Bir insanın evinde imkân nisbetinde bir kütüphane olması gerektiği onun önem verdiği hususlardandı. Yine bir Müslüman evinde, Hüsn-i hat tabloları ve de mutlaka Hz. Peygamber (sav)’in yazıyla anlatımı demek olan “Hilye-i Şerîfe” levhasının bulunması gerektiğini çokça söylemiş ve yazmıştır.
Bir ara onca yaşına rağmen tanıdığı hattatlara Hilye-i Şerîfe yazdırmış, tezhipletmiş ve çerçeveleterek nazı geçtiği hâli vakti yerinde dostlarının evine asılmasını sağlamıştır. O, bunu sadece bir gayret-i diniyye ile yapmıştır. Hattatların yazdıkları Âyet-i kerîme ve Hadîs-i şerîflerin yarın rûz-i mahşerde kendilerine mânen fayda saylayacağına inanır ve söylerdi.
Allah dostlarına ayrı bir saygı ve sevgisi vardı. Bir beldeye seyahatlerinde, oranın mânevî büyüğünün ziyaretine önem verir ve bunu tavsiye ederdi. Sonra sırasıyla tarihî mekânlar bilhassa antikacı dükkânları ve sahhâf –arar bulur- ziyareti yaparlardı. Sınırlı bütçesi ile alacak –kendi ifadeleri ile- antikamsı eşyalar ve birkaç eski kitap buldu mu, dünyalar onun olurdu! Bir ülkeyi veya şehri ziyarette aldığı küçük bir çömlek, cam eşya veya kitap onu ne kadar mutlu ederdi! Bunları ziyaretine gelenlerle paylaşmaktan büyük keyif alırdı. Küçük şeylerle mutlu olmak üstadın en büyük özelliği idi. Bunları örnek olması açısından, yazılarında da sık sık bahsederdi.
ÇAMLICA TEPESİNİ TEŞRİF
Saygıdeğer Cumhurbaşkanımız 1994 yılında İstanbul’a Belediye Başkanı seçildiklerinde, Büyük Çamlıca Tepesinin tefriş işini kendilerine tevdî etmişlerdi. Merhum orada örnek bir tesis ortaya çıkarmıştı. Büyük bir gayretle oluşturduğu İstanbul Büyükşehir Belediyesi Büyük Çamlıca Tepesi tesisleri, otantik bir mekân olarak çok dikkat çekmiş ve örnek bir tesis olmuştu. Tavan göbekleri, kadîm kilimler, kandiller, eski İstanbul şerbetleri ve Kaşarlı Simiti ile İstanbulluları, İstanbul’un saklı kalmış bir güzelliği ile tanıştırmıştır…
Sanat ile alâkalı devamlı proje üretir ve imkân nispetinde hayat bulması için gayret gösterirdi.
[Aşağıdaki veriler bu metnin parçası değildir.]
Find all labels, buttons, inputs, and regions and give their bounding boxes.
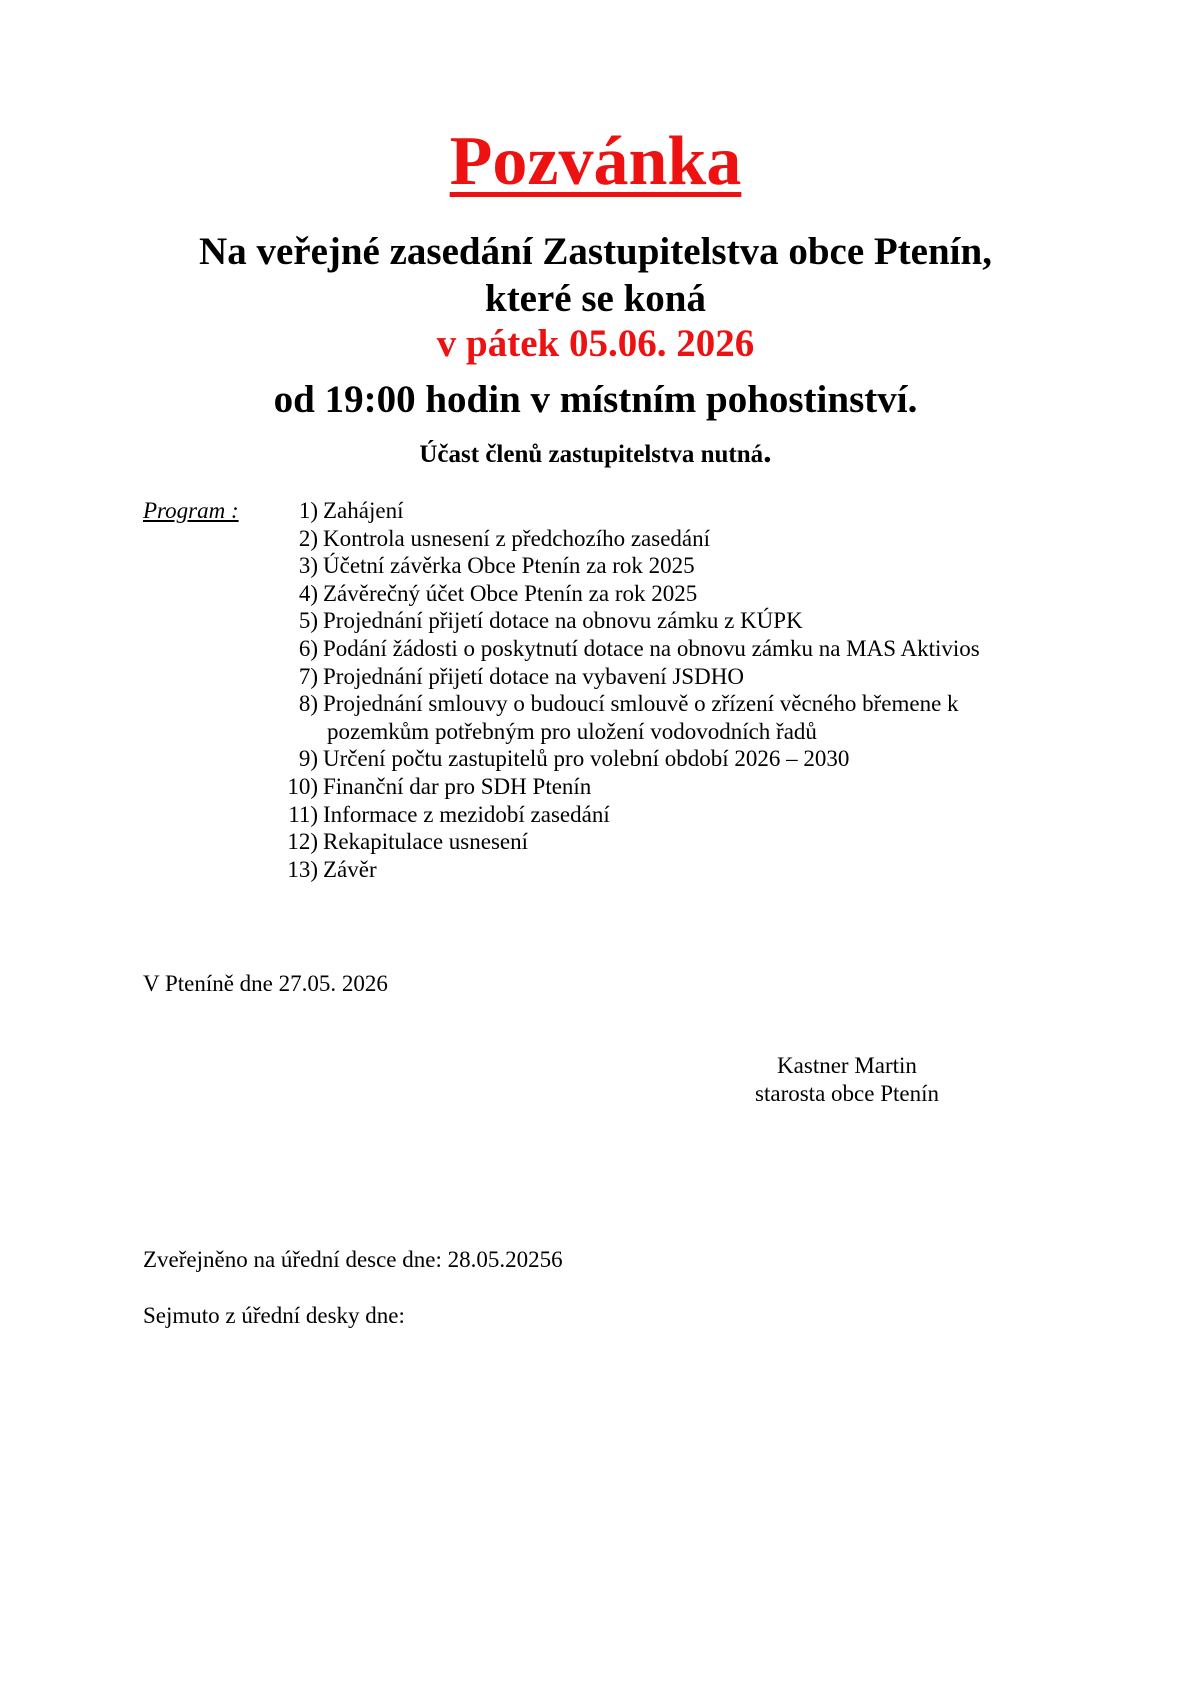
agenda-item-number: 10) — [287, 773, 318, 799]
agenda-item-text: Účetní závěrka Obce Ptenín za rok 2025 — [323, 553, 695, 579]
agenda-item-text: Rekapitulace usnesení — [323, 829, 529, 855]
attendance-text: Účast členů zastupitelstva nutná — [419, 441, 764, 468]
place-and-date: V Pteníně dne 27.05. 2026 — [143, 971, 388, 996]
removed-date: Sejmuto z úřední desky dne: — [143, 1303, 405, 1328]
signature-block — [700, 1052, 994, 1108]
program-label: Program : — [143, 498, 239, 523]
agenda-item — [270, 635, 1070, 663]
meeting-time-place: od 19:00 hodin v místním pohostinství. — [273, 378, 918, 421]
agenda-item — [270, 745, 1070, 773]
agenda-item — [270, 856, 1070, 884]
attendance-period: . — [763, 433, 772, 470]
agenda-item — [270, 580, 1070, 608]
agenda-item — [270, 497, 1070, 525]
agenda-item — [270, 828, 1070, 856]
agenda-item-text: Závěr — [323, 856, 377, 882]
agenda-item-text: Zahájení — [323, 498, 404, 523]
agenda-list — [270, 497, 1070, 883]
document-title: Pozvánka — [449, 123, 742, 200]
agenda-item-text: Projednání smlouvy o budoucí smlouvě o zřízení věcného břemene k — [323, 691, 959, 717]
agenda-item-number: 1) — [298, 498, 318, 523]
meeting-date: v pátek 05.06. 2026 — [436, 322, 755, 365]
agenda-item-number: 2) — [298, 525, 318, 551]
agenda-item — [270, 801, 1070, 829]
subtitle-line-2: které se koná — [485, 277, 706, 320]
agenda-item-text: Závěrečný účet Obce Ptenín za rok 2025 — [323, 580, 698, 606]
agenda-item-text: Podání žádosti o poskytnutí dotace na obnovu zámku na MAS Aktivios — [323, 635, 980, 661]
agenda-item-number: 11) — [288, 801, 318, 827]
signer-role: starosta obce Ptenín — [755, 1081, 939, 1106]
attendance-note — [0, 435, 1191, 472]
agenda-item — [270, 773, 1070, 801]
signer-name: Kastner Martin — [777, 1053, 917, 1078]
agenda-item-number: 7) — [298, 663, 318, 689]
meeting-subtitle — [0, 228, 1191, 322]
agenda-item-number: 3) — [298, 553, 318, 579]
agenda-item-text: Projednání přijetí dotace na vybavení JSDHO — [323, 663, 744, 689]
agenda-item-number: 9) — [298, 746, 318, 772]
agenda-item — [270, 525, 1070, 553]
agenda-item-text: Určení počtu zastupitelů pro volební období 2026 – 2030 — [323, 746, 850, 772]
agenda-item-number: 8) — [298, 691, 318, 717]
agenda-item-number: 12) — [287, 829, 318, 855]
agenda-item — [270, 607, 1070, 635]
agenda-item-number: 5) — [298, 608, 318, 634]
agenda-item-number: 13) — [287, 856, 318, 882]
agenda-item — [270, 552, 1070, 580]
agenda-item — [270, 690, 1070, 745]
agenda-item — [270, 663, 1070, 691]
published-date: Zveřejněno na úřední desce dne: 28.05.20256 — [143, 1247, 563, 1272]
agenda-item-text: Informace z mezidobí zasedání — [323, 801, 610, 827]
agenda-item-number: 6) — [298, 635, 318, 661]
agenda-item-text: Finanční dar pro SDH Ptenín — [323, 773, 592, 799]
subtitle-line-1: Na veřejné zasedání Zastupitelstva obce Ptenín, — [199, 230, 992, 273]
agenda-item-number: 4) — [298, 580, 318, 606]
agenda-item-text: Projednání přijetí dotace na obnovu zámku z KÚPK — [323, 608, 803, 634]
agenda-item-text-continuation: pozemkům potřebným pro uložení vodovodních řadů — [327, 718, 817, 744]
agenda-item-text: Kontrola usnesení z předchozího zasedání — [323, 525, 711, 551]
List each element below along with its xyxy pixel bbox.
Bu konuda yorulmak ve yılmak nedir bilmezdi. Bir işi iyice düşünür, plânlar ve imkân nispetinde uygulamaya koyardı. Meselâ uzun zaman Kûfi yazının tekrar canlandırılması hususunu düşündü, bazı kişilerle istişârede bulundu; ama bu projesini gerçekleştirmeye ömrü vefâ etmedi. Bir ara kendi imkânları ile büyük boy Hattat Hasan Rıza Efendi’ye ait bir Hilye-i Şerîfe’yi bastırmıştı. Yine bir kısmını kendi imkânları ile çerçeveleterek aslını almaya imkân bulamayanların evlerine Hilye-i Şerîfe girmesine vesîle olmuşlardı.
MİMARÎ VE SANAT ELEŞTİRİLERİ
Mimarî konusunda da çok tavsiyeleri ve eleştirileri vardı. Özellikle Cumhuriyet döneminde yapılan camilerin mimarîsini çok eleştirmiştir. Sadece mimarîlerini mi? Camilerin tefrişâtından, hoparlör kullanımına kadar pek çok eleştirisi olmuştu. Ama en önemlisi imâmet müessesinin nasıl olması gerektiği hususunda pek çok teklifini yazıya geçirmişti.
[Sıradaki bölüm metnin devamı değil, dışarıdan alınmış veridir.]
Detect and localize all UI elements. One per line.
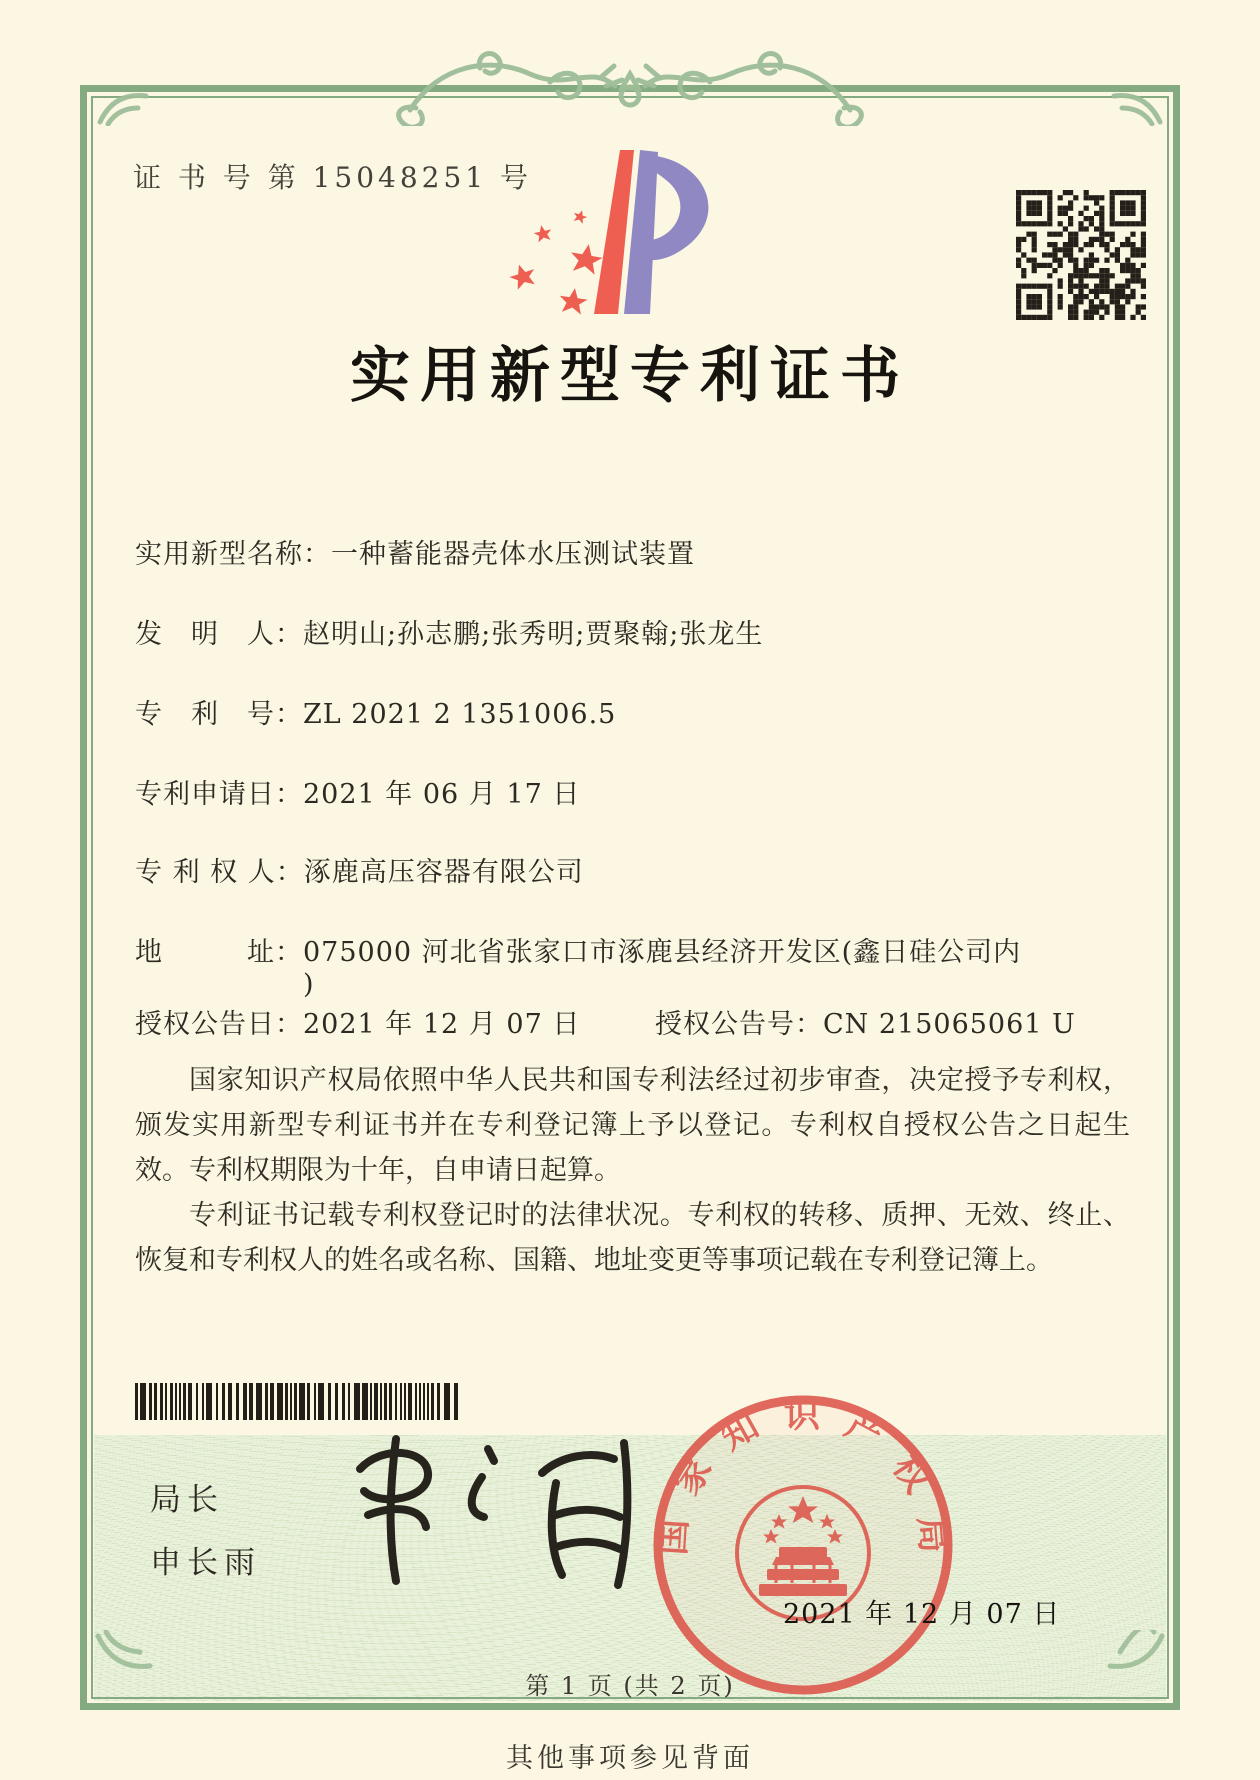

Hz. Peygamber (sav)’in “İki günü eşit olan ziyandadır” emri onun hayat düstûruydu. Okumuş, yazmış Müslümanların kültür seviyelerinin daha şehirli bir noktaya ulaşması için büyük çaba göstermişti. Onu, mükemmel Türkçesi, İstanbul Beyefendisi tavırları ve Yed-i tûlâ sahibi bir Müslüman olarak hatırlayacağız. Rabbim rahmetiyle muamele buyursun! Âmin!